Arc Aシリーズに採用されている2つのダイバリエーション

 Intelは単体GPUビジネスを段階的に計画しており、NVIDIAやAMDとは逆に、まずは一番最小の統合GPU版(Xe-LP)をリリースし、その後クライアントPC向けのXe-HPG(3月に発表されたArcはこれに相当)、さらにその後にハイパフォーマンスコンピューティング向けのXe-HPCと徐々に大きな製品へと移行するという計画で製品展開を行なっている。

Arctic Sound M

 今回発表されたArctic Sound MはそうしたXe-HPGの次の段階として計画されているXe-HPCではなく、Xe-HPGの最初の製品として開発されたAlchemistの派生品という扱い。簡単に言ってしまえばクライアント向けに開発されたArc Aシリーズを、データセンター向けに派生した製品となる。

 データセンター向けといっても、HPCのようにディープラーニングの学習や科学演算のような用途に使われるのではなく、VDI(Virtual Desktop Infrastructure、いわゆるクラウドPC)、動画ストリーミングサーバー、クラウドゲーミングサーバーなどに向けたGPUとなり、CSP(クラウド・ソリューション・プロバイダー、例えばAWSやAzureなど)やその顧客などがそうしたサービスを一般消費者向けに行なう時に利用するGPU製品という扱いになる。
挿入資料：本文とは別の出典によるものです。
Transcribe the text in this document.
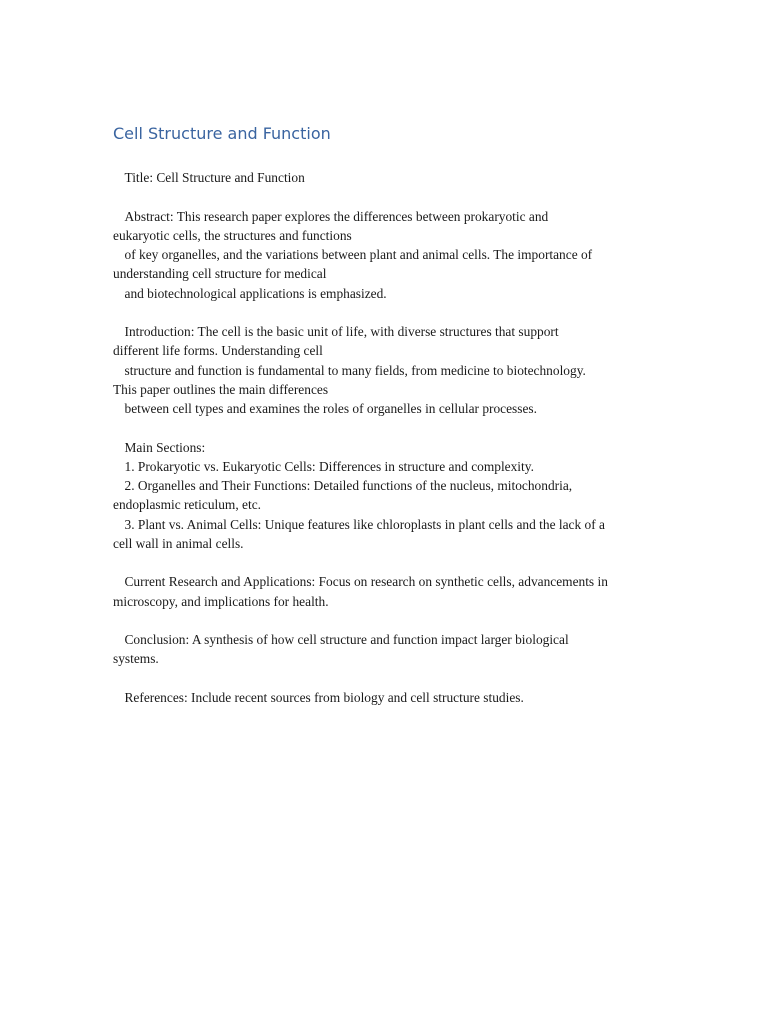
Cell Structure and Function
Title: Cell Structure and Function
Abstract: This research paper explores the differences between prokaryotic and
eukaryotic cells, the structures and functions
of key organelles, and the variations between plant and animal cells. The importance of
understanding cell structure for medical
and biotechnological applications is emphasized.
Introduction: The cell is the basic unit of life, with diverse structures that support
different life forms. Understanding cell
structure and function is fundamental to many fields, from medicine to biotechnology.
This paper outlines the main differences
between cell types and examines the roles of organelles in cellular processes.
Main Sections:
1. Prokaryotic vs. Eukaryotic Cells: Differences in structure and complexity.
2. Organelles and Their Functions: Detailed functions of the nucleus, mitochondria,
endoplasmic reticulum, etc.
3. Plant vs. Animal Cells: Unique features like chloroplasts in plant cells and the lack of a
cell wall in animal cells.
Current Research and Applications: Focus on research on synthetic cells, advancements in
microscopy, and implications for health.
Conclusion: A synthesis of how cell structure and function impact larger biological
systems.
References: Include recent sources from biology and cell structure studies.
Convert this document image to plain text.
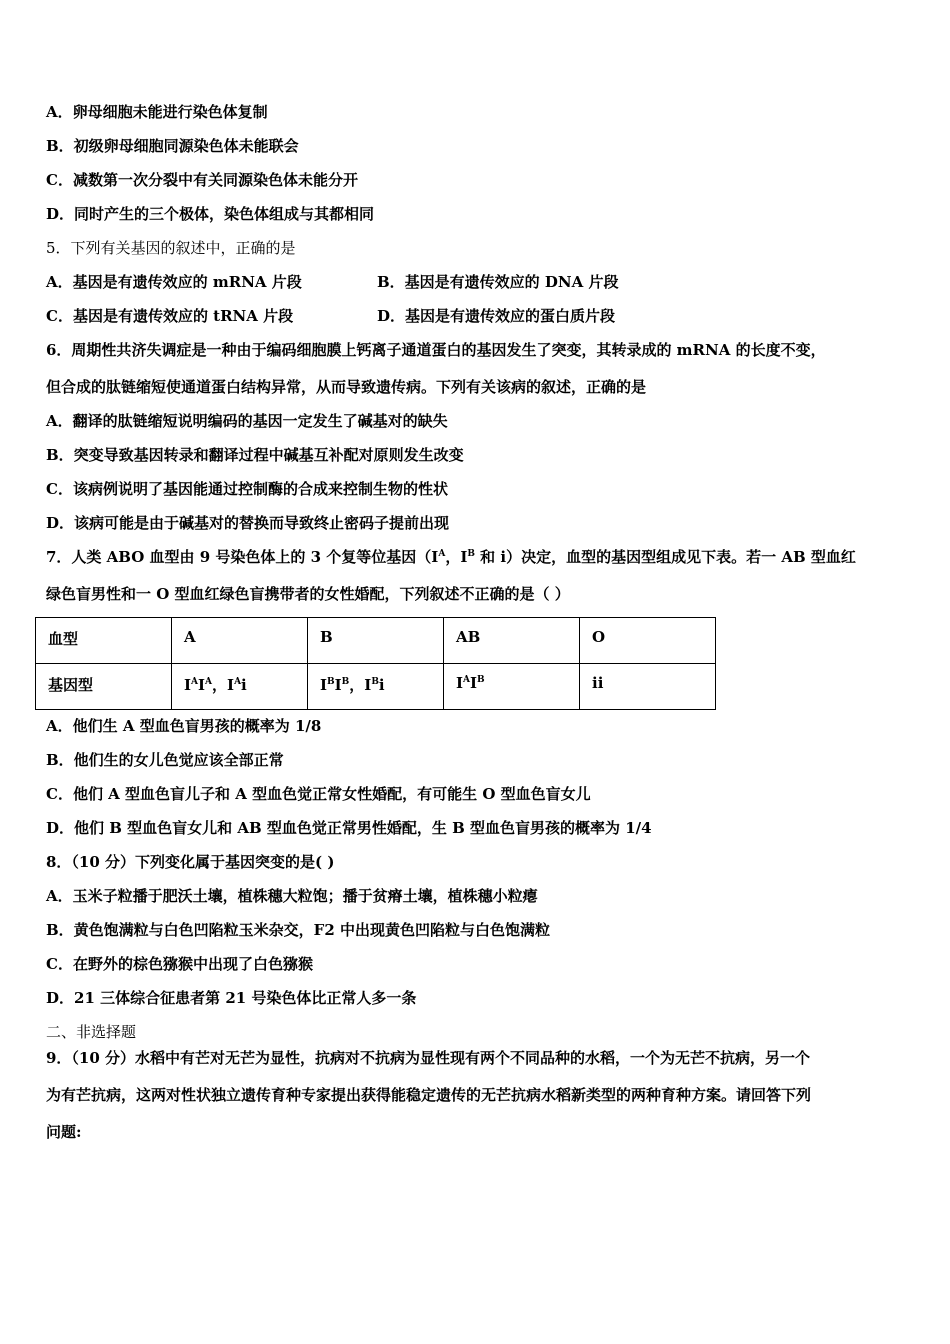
A．卵母细胞未能进行染色体复制
B．初级卵母细胞同源染色体未能联会
C．减数第一次分裂中有关同源染色体未能分开
D．同时产生的三个极体，染色体组成与其都相同
5．下列有关基因的叙述中，正确的是
A．基因是有遗传效应的 mRNA 片段	B．基因是有遗传效应的 DNA 片段
C．基因是有遗传效应的 tRNA 片段	D．基因是有遗传效应的蛋白质片段
6．周期性共济失调症是一种由于编码细胞膜上钙离子通道蛋白的基因发生了突变，其转录成的 mRNA 的长度不变，
但合成的肽链缩短使通道蛋白结构异常，从而导致遗传病。下列有关该病的叙述，正确的是
A．翻译的肽链缩短说明编码的基因一定发生了碱基对的缺失
B．突变导致基因转录和翻译过程中碱基互补配对原则发生改变
C．该病例说明了基因能通过控制酶的合成来控制生物的性状
D．该病可能是由于碱基对的替换而导致终止密码子提前出现
7．人类 ABO 血型由 9 号染色体上的 3 个复等位基因（$I^A$，$I^B$ 和 i）决定，血型的基因型组成见下表。若一 AB 型血红
绿色盲男性和一 O 型血红绿色盲携带者的女性婚配，下列叙述不正确的是（ ）
血型	A	B	AB	O
基因型	$I^AI^A$，$I^Ai$	$I^BI^B$，$I^Bi$	$I^AI^B$	ii
A．他们生 A 型血色盲男孩的概率为 1/8
B．他们生的女儿色觉应该全部正常
C．他们 A 型血色盲儿子和 A 型血色觉正常女性婚配，有可能生 O 型血色盲女儿
D．他们 B 型血色盲女儿和 AB 型血色觉正常男性婚配，生 B 型血色盲男孩的概率为 1/4
8．（10 分）下列变化属于基因突变的是( )
A．玉米子粒播于肥沃土壤，植株穗大粒饱；播于贫瘠土壤，植株穗小粒瘪
B．黄色饱满粒与白色凹陷粒玉米杂交，F2 中出现黄色凹陷粒与白色饱满粒
C．在野外的棕色猕猴中出现了白色猕猴
D．21 三体综合征患者第 21 号染色体比正常人多一条
二、非选择题
9．（10 分）水稻中有芒对无芒为显性，抗病对不抗病为显性现有两个不同品种的水稻，一个为无芒不抗病，另一个
为有芒抗病，这两对性状独立遗传育种专家提出获得能稳定遗传的无芒抗病水稻新类型的两种育种方案。请回答下列
问题:
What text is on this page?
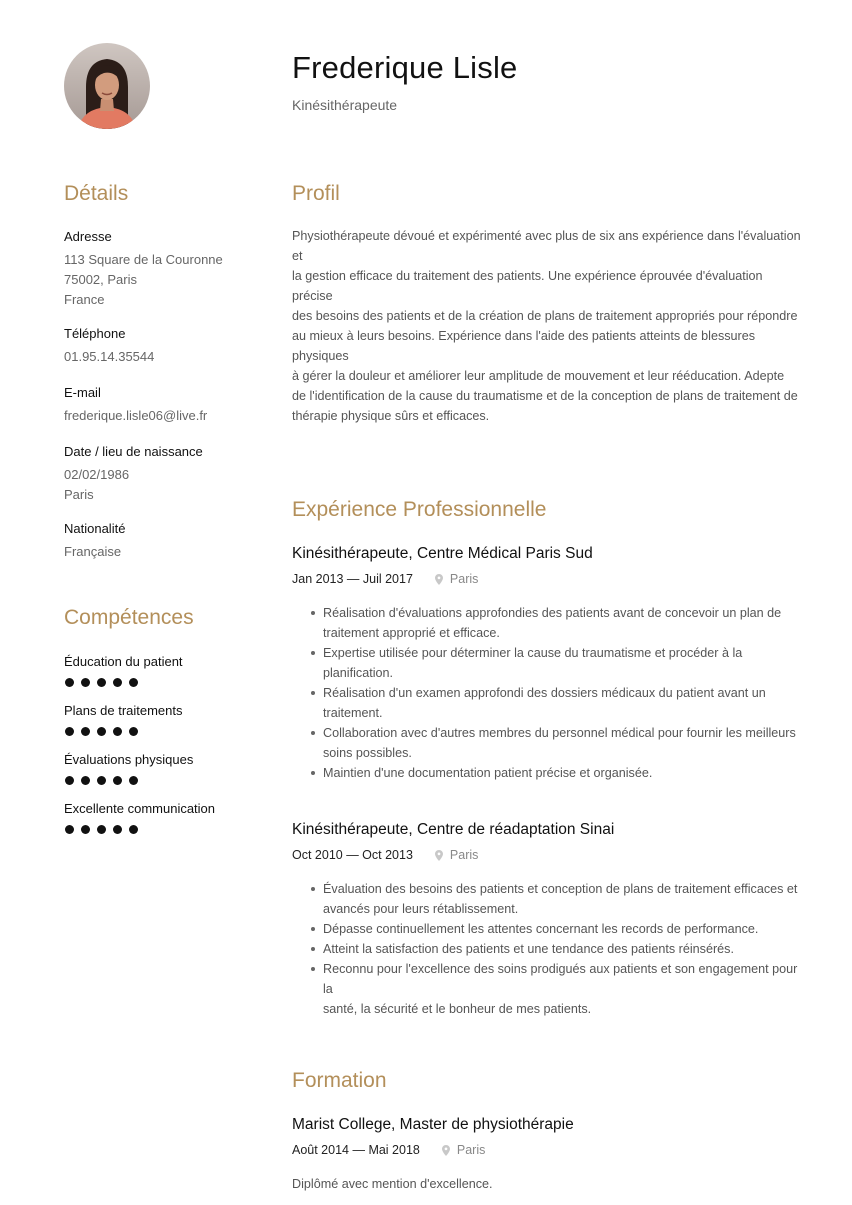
Frederique Lisle
Kinésithérapeute
Détails
Adresse
113 Square de la Couronne
75002, Paris
France
Téléphone
01.95.14.35544
E-mail
frederique.lisle06@live.fr
Date / lieu de naissance
02/02/1986
Paris
Nationalité
Française
Compétences
Éducation du patient
Plans de traitements
Évaluations physiques
Excellente communication
Profil
Physiothérapeute dévoué et expérimenté avec plus de six ans expérience dans l'évaluation et
la gestion efficace du traitement des patients. Une expérience éprouvée d'évaluation précise
des besoins des patients et de la création de plans de traitement appropriés pour répondre
au mieux à leurs besoins. Expérience dans l'aide des patients atteints de blessures physiques
à gérer la douleur et améliorer leur amplitude de mouvement et leur rééducation. Adepte
de l'identification de la cause du traumatisme et de la conception de plans de traitement de
thérapie physique sûrs et efficaces.
Expérience Professionnelle
Kinésithérapeute, Centre Médical Paris Sud
Jan 2013 — Juil 2017	Paris
Réalisation d'évaluations approfondies des patients avant de concevoir un plan de
traitement approprié et efficace.
Expertise utilisée pour déterminer la cause du traumatisme et procéder à la
planification.
Réalisation d'un examen approfondi des dossiers médicaux du patient avant un
traitement.
Collaboration avec d'autres membres du personnel médical pour fournir les meilleurs
soins possibles.
Maintien d'une documentation patient précise et organisée.
Kinésithérapeute, Centre de réadaptation Sinai
Oct 2010 — Oct 2013	Paris
Évaluation des besoins des patients et conception de plans de traitement efficaces et
avancés pour leurs rétablissement.
Dépasse continuellement les attentes concernant les records de performance.
Atteint la satisfaction des patients et une tendance des patients réinsérés.
Reconnu pour l'excellence des soins prodigués aux patients et son engagement pour la
santé, la sécurité et le bonheur de mes patients.
Formation
Marist College, Master de physiothérapie
Août 2014 — Mai 2018	Paris
Diplômé avec mention d'excellence.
TDP 150WとTDP 75Wの2つのモデルが用意され、第3四半期から提供開始

Arctic Sound Mには2つのバージョン

 Arctic Sound Mには2つのバージョンが用意されており、性能重視でTDP 150Wの上位版と、密度重視でTDP 75Wの下位版があり、上位版では1080pの動画ストリーミングは30超、クラウドゲーミングであれば40超のストリームに対応可能で、VDIであれば62個の仮想マシンをサポートし、AIであれば150TOPsの性能を備えているとIntelは説明している。

15を超えるシステムデザインがOEMメーカーなどから提供される計画、提供開始は第3四半期から

 Arctic Sound MはPCI Express Gen 4の拡張カードの形状で提供され、第3四半期(7月~9月期)に提供が開始される計画で、Cisco、Dell Technologies、HPE、Supermicroなどのサーバー機器ベンダーから提供が開始される予定だ。